E da qui poi iniziarono i problemi, turni massacranti anche di 12 ore, il sabato si lavorava fino alle 14.00, spesso dovevamo fare le notti ma non in compagnia, quando ci toccava eravamo da sole così come tante domeniche. Se ti trovavano la cuffia fuori posto o qualche capello fuori erano multe, se avevi una tasca gonfia qualcuno ti guardava cosa avevi dentro, se era merenda, multa. Qualche volta sempre a turno dovevamo andare a pulire i bagni degli impiegati, e questo quasi sempre di domenica quando non c'era nessuno.
Quando andavamo a mensa noi operaie dovevamo stare in coda sempre dietro agli impiegati, sto parlando di circa 300 persone eh? Non di una ventina, quindi quando suonava la sirena del rientro qualcuna di noi non ce la faceva nemmeno a finire di mangiare. Tra operai uomini e donne c'era la differenza di stipendio anche se facevamo i soliti lavori.
Ecco questa era la nostra vita fino a quando non arrivarono i moti del '68. Dopo scioperi selvaggi, dopo sospensioni, dopo alcuni licenziamenti, alla fine riuscimmo ad ottenere i nostri diritti. 8 ore al giorno, sabato festa, niente più lavoro di domenica né le notti, straordinari solo quando erano veramente essenziali e ben pagati. Alla mensa mangiava chi arrivava prima, non c'erano più distinzioni tra operai e impiegati, ci truccavamo, quando non eravamo in ambiente sterile non portavamo più nemmeno le cuffie. A metà mattina ci davano 15 minuti per fare merenda e uscire nel piazzale. Gli stipendi si erano eguagliati tra uomini e donne, niente licenziamenti se non per motivi gravi. Le donne avevano il pieno diritto di fare figli e restare a casa per tutto il periodo che volevano perchè oltre ai mesi di maternità erano previsti per chi lo desiderava mesi di permesso anche se non retribuiti.
Per quanto mi riguarda ho sempre aderito agli scioperi, ho sempre cercato di far valere le mie ragioni pur discutendo con i vari capi reparto o ufficio si perchè entrai come operaia ma quando mi licenziai per motivi gravi di famiglia ero, insieme ad altre due ragazze segretaria di Direzione.

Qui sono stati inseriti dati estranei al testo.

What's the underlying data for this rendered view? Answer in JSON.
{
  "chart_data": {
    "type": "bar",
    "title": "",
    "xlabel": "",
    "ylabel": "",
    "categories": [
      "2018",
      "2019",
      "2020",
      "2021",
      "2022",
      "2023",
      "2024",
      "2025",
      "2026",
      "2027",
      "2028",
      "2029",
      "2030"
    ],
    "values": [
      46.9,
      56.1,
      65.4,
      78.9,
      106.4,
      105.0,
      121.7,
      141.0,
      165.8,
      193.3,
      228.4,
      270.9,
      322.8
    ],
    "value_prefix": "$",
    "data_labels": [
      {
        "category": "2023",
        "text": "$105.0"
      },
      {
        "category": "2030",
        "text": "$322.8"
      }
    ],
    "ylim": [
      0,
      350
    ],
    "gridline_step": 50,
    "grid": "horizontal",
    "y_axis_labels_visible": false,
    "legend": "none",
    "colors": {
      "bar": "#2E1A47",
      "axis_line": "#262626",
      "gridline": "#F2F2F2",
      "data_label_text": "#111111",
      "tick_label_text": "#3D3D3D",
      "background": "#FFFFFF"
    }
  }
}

Fu davvero un peccato lasciare un lavoro che mi piaceva ma non potei farne a meno. Ed insieme alla liquidazione che mi spettava di diritto, ebbi una regalìa di 10 milioni. Correva l'anno 1983.
Ora tutti i diritti che ottenemmo a quel tempo con sacrifici, lotte etccc.. sono andati persi, le fabbriche chiudono, si spostano altrove, licenziano......
ma davvero tutto quello che succede oggi è stata colpa nostra, dei sessantottini?????? se qualcuno lo pensa mi spieghi il perchè per favore. Colpa nostra o dei politicanti di merda che si sono succeduti da allora?